Node monitoring

Someone was talking about monitoring for storj node. So I decided to share, what do I personally find interesting / useful to monitor.

First of all, basic stuff - CPU load, memory usage, and disk space:

image
image
image

Next, FS dedicated for storj delta (change per minute):

image

Network traffic, in/out:

Count of new lines per minute in node log:

Socket reachable & process running:

Battery:

For the last 3, I have automated SMS whenever something goes wrong.

Finally, output of earnings.py parsed:

And raw data for the same earnings.py:

All set in Zabbix, under one dashboard.

6 Likes

I’m using the InfluxData TICK stack to monitor my home systems.

Zabbix looks awesome and runs on a Pi I see!

I have MRTG for comparatively crude monitoring so it’s tempting to try this … can I ask, how hard it to setup … ?
I don’t want to have to dedicate too much time to it …

Thanks for sharing !

Installation is quick.

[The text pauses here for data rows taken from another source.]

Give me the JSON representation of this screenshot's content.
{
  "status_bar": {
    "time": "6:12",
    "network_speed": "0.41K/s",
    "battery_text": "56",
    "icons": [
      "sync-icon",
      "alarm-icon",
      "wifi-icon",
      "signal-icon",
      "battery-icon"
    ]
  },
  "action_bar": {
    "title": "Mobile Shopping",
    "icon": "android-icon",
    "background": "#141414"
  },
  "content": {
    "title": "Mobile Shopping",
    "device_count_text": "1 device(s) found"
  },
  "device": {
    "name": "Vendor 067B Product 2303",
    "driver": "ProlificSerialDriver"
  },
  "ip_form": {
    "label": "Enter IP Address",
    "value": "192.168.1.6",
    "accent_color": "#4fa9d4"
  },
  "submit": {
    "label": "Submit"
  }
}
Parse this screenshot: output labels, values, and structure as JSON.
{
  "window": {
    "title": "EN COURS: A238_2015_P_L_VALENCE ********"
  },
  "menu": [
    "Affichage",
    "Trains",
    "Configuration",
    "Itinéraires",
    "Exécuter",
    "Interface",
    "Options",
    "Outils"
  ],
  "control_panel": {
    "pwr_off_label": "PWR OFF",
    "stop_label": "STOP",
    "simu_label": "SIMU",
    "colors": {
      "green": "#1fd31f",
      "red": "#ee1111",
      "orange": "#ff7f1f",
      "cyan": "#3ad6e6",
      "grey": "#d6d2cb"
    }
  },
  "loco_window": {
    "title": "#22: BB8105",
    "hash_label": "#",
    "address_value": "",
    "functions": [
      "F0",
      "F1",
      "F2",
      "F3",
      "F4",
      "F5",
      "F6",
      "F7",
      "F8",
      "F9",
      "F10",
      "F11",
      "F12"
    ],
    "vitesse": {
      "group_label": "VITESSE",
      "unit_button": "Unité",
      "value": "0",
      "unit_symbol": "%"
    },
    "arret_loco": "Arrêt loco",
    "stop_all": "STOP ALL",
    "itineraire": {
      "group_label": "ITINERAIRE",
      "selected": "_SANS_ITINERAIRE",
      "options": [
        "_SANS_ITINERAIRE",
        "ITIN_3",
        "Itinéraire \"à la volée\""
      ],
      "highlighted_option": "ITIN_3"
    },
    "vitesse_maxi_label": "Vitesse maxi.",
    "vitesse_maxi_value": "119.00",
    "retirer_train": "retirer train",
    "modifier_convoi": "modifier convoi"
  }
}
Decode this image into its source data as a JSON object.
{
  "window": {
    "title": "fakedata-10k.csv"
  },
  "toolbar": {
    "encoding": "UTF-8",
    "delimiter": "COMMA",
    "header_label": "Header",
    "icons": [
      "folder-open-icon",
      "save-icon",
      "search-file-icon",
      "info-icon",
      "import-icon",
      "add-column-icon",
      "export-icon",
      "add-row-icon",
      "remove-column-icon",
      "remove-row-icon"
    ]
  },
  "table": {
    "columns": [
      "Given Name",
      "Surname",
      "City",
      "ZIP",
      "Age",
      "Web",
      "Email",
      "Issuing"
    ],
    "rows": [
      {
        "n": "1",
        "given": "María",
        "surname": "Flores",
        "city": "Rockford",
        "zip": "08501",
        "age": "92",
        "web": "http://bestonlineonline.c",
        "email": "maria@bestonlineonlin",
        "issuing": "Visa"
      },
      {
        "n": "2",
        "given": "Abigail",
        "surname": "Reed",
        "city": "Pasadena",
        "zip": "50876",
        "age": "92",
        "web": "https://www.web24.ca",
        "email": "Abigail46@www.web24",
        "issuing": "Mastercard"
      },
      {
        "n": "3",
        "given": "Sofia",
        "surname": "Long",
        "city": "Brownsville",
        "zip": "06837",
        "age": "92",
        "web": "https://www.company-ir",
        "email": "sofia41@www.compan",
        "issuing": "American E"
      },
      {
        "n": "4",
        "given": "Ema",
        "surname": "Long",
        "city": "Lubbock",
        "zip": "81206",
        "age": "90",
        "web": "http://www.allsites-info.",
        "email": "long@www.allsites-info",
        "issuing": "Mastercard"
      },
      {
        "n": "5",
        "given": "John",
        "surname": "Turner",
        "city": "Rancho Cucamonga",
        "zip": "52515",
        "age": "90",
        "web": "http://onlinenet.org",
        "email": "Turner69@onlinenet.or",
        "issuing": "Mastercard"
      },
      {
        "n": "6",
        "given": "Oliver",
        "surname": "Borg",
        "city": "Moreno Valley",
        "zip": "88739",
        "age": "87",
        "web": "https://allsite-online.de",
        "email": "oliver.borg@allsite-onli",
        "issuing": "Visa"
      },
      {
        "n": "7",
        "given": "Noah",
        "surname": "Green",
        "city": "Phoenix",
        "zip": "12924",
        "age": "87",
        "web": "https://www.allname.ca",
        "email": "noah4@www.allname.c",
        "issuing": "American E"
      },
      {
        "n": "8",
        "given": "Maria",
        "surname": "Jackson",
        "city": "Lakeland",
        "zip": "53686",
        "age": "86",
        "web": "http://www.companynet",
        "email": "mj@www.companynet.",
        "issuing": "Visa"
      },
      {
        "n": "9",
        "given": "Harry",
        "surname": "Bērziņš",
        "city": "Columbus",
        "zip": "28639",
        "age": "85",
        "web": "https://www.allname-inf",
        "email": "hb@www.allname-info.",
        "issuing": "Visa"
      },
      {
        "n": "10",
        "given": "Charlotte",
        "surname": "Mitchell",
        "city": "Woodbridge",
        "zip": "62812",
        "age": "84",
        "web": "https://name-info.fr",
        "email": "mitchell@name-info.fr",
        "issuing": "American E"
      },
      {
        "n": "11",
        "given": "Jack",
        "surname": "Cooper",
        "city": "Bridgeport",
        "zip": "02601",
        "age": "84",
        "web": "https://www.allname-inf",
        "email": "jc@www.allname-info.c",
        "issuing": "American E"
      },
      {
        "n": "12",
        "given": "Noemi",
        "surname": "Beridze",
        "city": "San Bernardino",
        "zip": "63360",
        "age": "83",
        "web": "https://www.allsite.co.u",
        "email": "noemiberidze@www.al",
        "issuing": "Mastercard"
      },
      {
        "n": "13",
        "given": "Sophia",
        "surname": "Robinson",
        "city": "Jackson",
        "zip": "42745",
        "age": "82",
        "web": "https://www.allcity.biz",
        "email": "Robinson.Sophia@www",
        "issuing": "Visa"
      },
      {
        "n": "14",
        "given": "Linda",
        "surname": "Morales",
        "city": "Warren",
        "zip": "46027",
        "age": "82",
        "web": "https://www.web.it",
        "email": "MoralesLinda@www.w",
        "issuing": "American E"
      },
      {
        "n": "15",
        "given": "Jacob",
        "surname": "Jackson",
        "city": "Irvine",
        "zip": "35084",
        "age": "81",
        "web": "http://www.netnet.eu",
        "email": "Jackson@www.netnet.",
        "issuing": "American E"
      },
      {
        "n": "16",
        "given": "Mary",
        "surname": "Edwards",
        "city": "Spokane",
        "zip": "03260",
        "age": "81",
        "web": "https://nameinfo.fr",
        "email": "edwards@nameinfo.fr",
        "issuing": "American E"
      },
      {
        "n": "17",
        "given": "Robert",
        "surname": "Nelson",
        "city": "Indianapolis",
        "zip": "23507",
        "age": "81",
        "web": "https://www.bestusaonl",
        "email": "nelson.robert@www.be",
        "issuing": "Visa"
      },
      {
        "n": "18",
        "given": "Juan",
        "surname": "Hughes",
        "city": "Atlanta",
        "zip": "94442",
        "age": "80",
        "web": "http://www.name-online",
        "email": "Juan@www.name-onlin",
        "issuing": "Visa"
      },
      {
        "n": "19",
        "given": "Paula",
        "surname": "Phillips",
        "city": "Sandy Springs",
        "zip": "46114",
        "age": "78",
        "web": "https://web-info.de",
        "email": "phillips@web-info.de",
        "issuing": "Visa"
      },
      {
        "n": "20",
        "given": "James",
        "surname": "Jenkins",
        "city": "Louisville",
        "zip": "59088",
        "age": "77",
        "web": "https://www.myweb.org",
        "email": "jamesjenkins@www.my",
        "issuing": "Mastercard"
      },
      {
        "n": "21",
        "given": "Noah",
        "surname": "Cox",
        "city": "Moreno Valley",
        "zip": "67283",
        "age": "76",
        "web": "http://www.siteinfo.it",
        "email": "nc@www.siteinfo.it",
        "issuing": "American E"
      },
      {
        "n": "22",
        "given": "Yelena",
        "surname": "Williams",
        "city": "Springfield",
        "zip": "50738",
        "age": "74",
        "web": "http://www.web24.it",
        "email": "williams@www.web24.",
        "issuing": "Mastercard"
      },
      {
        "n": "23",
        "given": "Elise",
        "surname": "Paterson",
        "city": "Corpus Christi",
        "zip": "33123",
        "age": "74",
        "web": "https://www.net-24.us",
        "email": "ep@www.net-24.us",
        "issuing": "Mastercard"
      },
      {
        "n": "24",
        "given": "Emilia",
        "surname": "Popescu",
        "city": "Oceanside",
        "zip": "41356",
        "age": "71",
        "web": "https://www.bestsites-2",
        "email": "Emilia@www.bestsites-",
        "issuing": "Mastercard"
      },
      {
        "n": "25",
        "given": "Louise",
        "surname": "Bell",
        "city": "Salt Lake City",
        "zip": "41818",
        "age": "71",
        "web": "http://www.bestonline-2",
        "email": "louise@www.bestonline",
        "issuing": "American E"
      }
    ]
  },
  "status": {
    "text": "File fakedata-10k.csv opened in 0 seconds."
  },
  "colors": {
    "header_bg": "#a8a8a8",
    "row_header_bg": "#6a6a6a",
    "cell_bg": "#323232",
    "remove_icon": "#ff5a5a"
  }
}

For the configuration you should take a few hours to understand and configure Zabbix.
There is still Netdata which is very easy to install.

1 Like

I have a similar setup with Zabbix. Metrics are gathered from the SNO API, the log files, and an API proxy I wrote to smooth out differences between versions, add some extra reporting against the database, and add satellite discovery via Zabbix LLD (new satellites are automatically added to Zabbix as soon as they appear in the SNO API). I have a dynamic screen I can use to view a summary of each node.

I have a trigger for vetting status. This has the benefit of alerting me when a node becomes vetted on a specific satellite, as well as letting me see an overview of vetting status by looking at the problem matrix (but you have to get used to reading it as a negation – blue boxes show node/satellite combinations that are NOT vetted):

I do not use Watchtower, so I additionally have a trigger to tell me when each node can be updated.

1 Like

I really like your setup @cdhowie! Can you share the Zabbix template?